O Ágio da Carne
O Ágio da Carne
Eu observava na fila da carne a destreza do açougueiro nos talhos precisos das alcatras, picanhas, chãs e outras especialidades. Era uma verdadeira arte a conclusão do serviço e quando a balança anunciava o valor, o cliente satisfeito não percebia o preço salgado daquele produto que se transformaria em um delicioso prato do dia. O elegante mestre das carnes com o seu traje conforme apresentava um asseio impecável e era o que chamava ainda mais a minha atenção. Não deixava respingar uma gota de sangue naquela veste branca e o seu humor era acompanhado de uma sinfonia de assobios que adentrava em meus ouvidos maviosamente me deixando em paz com a espera.
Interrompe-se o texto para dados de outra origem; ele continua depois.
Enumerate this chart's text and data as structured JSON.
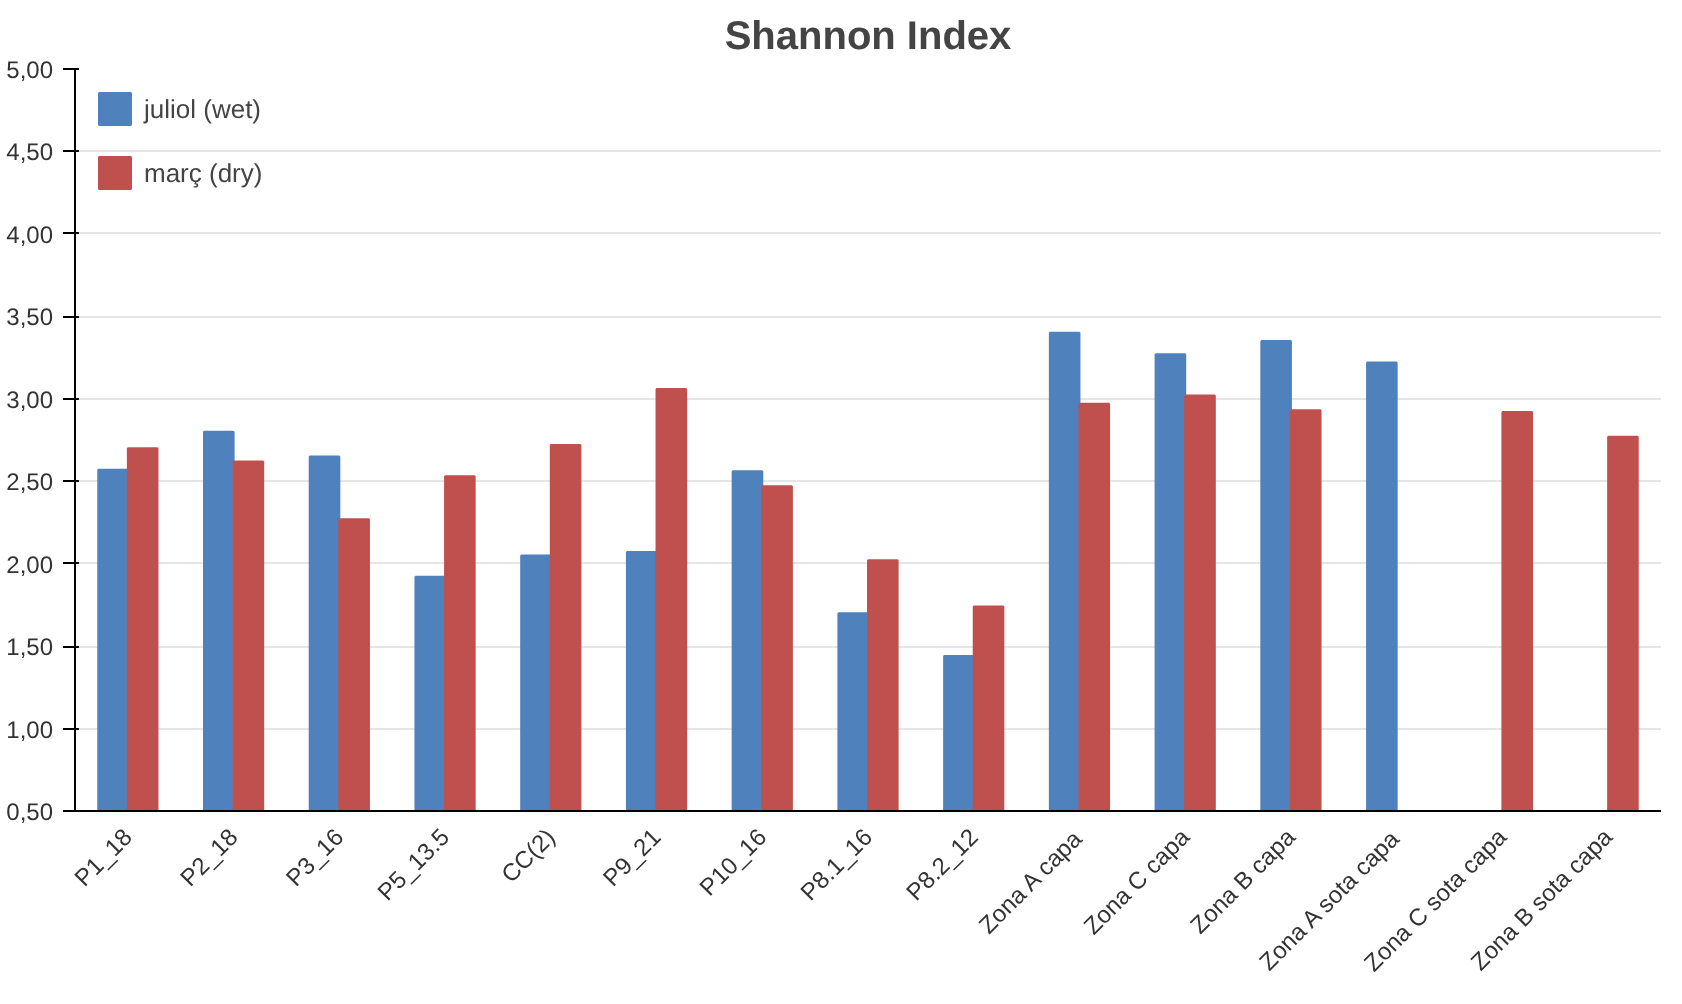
{
  "chart_data": {
    "type": "bar",
    "title": "Shannon Index",
    "categories": [
      "P1_18",
      "P2_18",
      "P3_16",
      "P5_13.5",
      "CC(2)",
      "P9_21",
      "P10_16",
      "P8.1_16",
      "P8.2_12",
      "Zona A capa",
      "Zona C capa",
      "Zona B capa",
      "Zona A sota capa",
      "Zona C sota capa",
      "Zona B sota capa"
    ],
    "series": [
      {
        "name": "juliol (wet)",
        "color": "#4f81bd",
        "values": [
          2.57,
          2.8,
          2.65,
          1.92,
          2.05,
          2.07,
          2.56,
          1.7,
          1.44,
          3.4,
          3.27,
          3.35,
          3.22,
          null,
          null
        ]
      },
      {
        "name": "març (dry)",
        "color": "#c0504d",
        "values": [
          2.7,
          2.62,
          2.27,
          2.53,
          2.72,
          3.06,
          2.47,
          2.02,
          1.74,
          2.97,
          3.02,
          2.93,
          null,
          2.92,
          2.77
        ]
      }
    ],
    "ylim": [
      0.5,
      5.0
    ],
    "yticks": [
      {
        "value": 0.5,
        "label": "0,50"
      },
      {
        "value": 1.0,
        "label": "1,00"
      },
      {
        "value": 1.5,
        "label": "1,50"
      },
      {
        "value": 2.0,
        "label": "2,00"
      },
      {
        "value": 2.5,
        "label": "2,50"
      },
      {
        "value": 3.0,
        "label": "3,00"
      },
      {
        "value": 3.5,
        "label": "3,50"
      },
      {
        "value": 4.0,
        "label": "4,00"
      },
      {
        "value": 4.5,
        "label": "4,50"
      },
      {
        "value": 5.0,
        "label": "5,00"
      }
    ],
    "grid": "y",
    "legend": "top left"
  }
}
O atendimento aos clientes era finalizado com um caloroso aperto de mão e um sorriso interrompia por alguns momentos o som instrumental do artista.
Foi se aproximando a minha vez e eu já não pensava somente em uma escolha, aproveitaria a oportunidade daquele serviço exemplar e pediria tudo que estaria dentro do meu orçamento. E chegou o grande momento:
- O que o Doutor deseja?
- Eu quero 2 quilos de alcatra, por favor.
O lírico açougueiro imediatamente se dirigiu em direção ao mais vultoso pedaço de alcatra, separou uma parte e a partir do segundo corte começou a talhá-lo criando uma escadaria de belos bifes. Solicitei outras opções e o atendimento continuava impecável.
Ao encerrar os pedidos, o homem juntou toda a minha preciosa mercadoria e a me entregou com a seguinte frase:
- Agora, dá pra deixar dez reais pro seu camarada.
Era a primeira vez que eu ouvia a voz daquele ser que destruiu em apenas alguns segundos a esperança que eu tinha de um dia ver pessoas incorruptíveis.
Infelizmente a nossa cultura foi formada desta maneira e o jeitinho brasileiro nunca irá cessar.